I could see the all familiar street below with water flowing along the sides, a rickshaw passing by with the rickshaw puller covering his head in plastic made from what was a polythene bag, which probably had carried someone's grocery.
If I looked up I could see the dark clouds peeking through the tall buildings. There were the days that you could stay in, but then there were the days you had to venture out. It was a challenge trying to get to classes or office, depending on the stage of life. There were no complaints though; it was part of life.
It was on days like this when things were a little slow and when the rain had given a break or slowed its pace we would find ourselves out in the corner tea stall having some tea with our heads tucked under the plastic cloth the shop owner had hoisted with two bamboo sticks on either side to keep the rain away. I think we were just happy to be able to leave the house. I lived in Tajmahal Road in Mohammadpur then.
Cell phone access was limited, so usually one person came and rang the doorbell or just shouted something that represented your name in some form. We would pick up others along the way.
It was the same when I went to other friends' places. We would take a walk to similar tea stalls where usually one or two of their local friends could be found. In fact, some of those friends have become my friends as well now and vice versa.
In the university, like every other university or college, we called it Mamu'r dokan and that term was actually out of respect as it translated into uncle from one's mother's side. That is how the relationship was viewed, especially when you were short on cash and he would let you pay another day.
We would sit on the bench that wobbled a little and you could see the many repairs it had gone through and drink that cup of tea. It was the same when I started my first job at MGH at Kazi Nazrul Islam Avenue in the ETV building, then at SCB in Motijheel and then for ETC at Kemal Ataturk Avenue in Banani.
This was where we socialized in between classes or to take a break from work. It was the place where we talked about life, our hopes and dreams. It was where friends became brothers and colleagues became friends.

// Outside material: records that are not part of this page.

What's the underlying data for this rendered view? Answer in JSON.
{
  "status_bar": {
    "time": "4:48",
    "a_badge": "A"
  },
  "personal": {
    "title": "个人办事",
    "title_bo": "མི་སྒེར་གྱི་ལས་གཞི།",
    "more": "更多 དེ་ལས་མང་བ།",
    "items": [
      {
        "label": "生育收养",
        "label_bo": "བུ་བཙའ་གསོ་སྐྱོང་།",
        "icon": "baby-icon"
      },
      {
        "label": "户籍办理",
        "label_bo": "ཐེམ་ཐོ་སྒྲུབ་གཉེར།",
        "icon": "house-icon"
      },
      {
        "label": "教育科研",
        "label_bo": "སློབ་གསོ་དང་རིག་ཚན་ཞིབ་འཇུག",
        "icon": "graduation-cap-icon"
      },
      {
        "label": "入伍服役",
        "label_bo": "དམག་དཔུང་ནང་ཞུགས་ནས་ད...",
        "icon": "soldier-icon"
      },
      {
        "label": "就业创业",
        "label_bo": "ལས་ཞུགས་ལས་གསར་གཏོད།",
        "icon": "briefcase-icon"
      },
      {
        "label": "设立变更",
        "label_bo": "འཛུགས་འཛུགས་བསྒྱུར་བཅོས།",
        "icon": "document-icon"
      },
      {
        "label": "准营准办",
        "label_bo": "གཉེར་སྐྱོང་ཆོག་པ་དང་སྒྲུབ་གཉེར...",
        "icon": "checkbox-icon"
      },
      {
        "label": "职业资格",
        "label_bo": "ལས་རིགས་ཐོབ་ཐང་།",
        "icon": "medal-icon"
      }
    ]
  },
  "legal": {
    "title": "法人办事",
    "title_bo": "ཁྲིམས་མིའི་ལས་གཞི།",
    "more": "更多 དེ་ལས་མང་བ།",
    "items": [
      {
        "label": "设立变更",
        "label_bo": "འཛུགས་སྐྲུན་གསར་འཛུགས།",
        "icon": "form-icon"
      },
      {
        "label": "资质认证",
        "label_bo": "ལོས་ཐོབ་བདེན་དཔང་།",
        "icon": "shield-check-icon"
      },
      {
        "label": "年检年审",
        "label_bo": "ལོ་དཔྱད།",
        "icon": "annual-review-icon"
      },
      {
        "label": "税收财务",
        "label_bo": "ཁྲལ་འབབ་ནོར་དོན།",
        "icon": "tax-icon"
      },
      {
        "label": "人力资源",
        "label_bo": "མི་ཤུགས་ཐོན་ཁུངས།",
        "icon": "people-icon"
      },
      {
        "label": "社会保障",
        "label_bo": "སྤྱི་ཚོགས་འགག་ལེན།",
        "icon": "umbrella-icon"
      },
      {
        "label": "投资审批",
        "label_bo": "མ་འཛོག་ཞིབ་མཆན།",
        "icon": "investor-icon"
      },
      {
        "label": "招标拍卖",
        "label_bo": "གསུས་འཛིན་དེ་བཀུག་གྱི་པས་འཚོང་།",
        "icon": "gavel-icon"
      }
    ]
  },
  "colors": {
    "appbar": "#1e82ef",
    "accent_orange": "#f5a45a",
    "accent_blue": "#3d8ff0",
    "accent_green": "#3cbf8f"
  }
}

Times have changed. Now we know the name of the storm and when it will rain and when it will stop through an App. Not that we did not know back then, but no one really followed that religiously and it was a pleasant surprise most times to see the sky go dark and the rain begin to pour.
The friendships that were forged over tea long ago have evolved as well. We cannot share a tea on the roadside as often, but I did get a call early morning Friday on the way to work, from Canberra, when one friend visited another.
There are many occasions that we would have tea near the railway tracks in DOHS where they lived at the time. I received a call and spoke to another from California, who I had met at an even earlier stage of life before we actually were allowed to hang out in tea stalls while I was writing this.
An ex colleague and now friend sent a picture of a restaurant called Cookers 7 without any caption last Thursday. We would cross Kazi Nazrul Islam Avenue to have the chicken there sometimes and then stop by the tea stall in the corner.
Those were simpler times and we have managed to keep it that way even scattered across the globe, just like those millions of tea stalls scattered all over Bangladesh.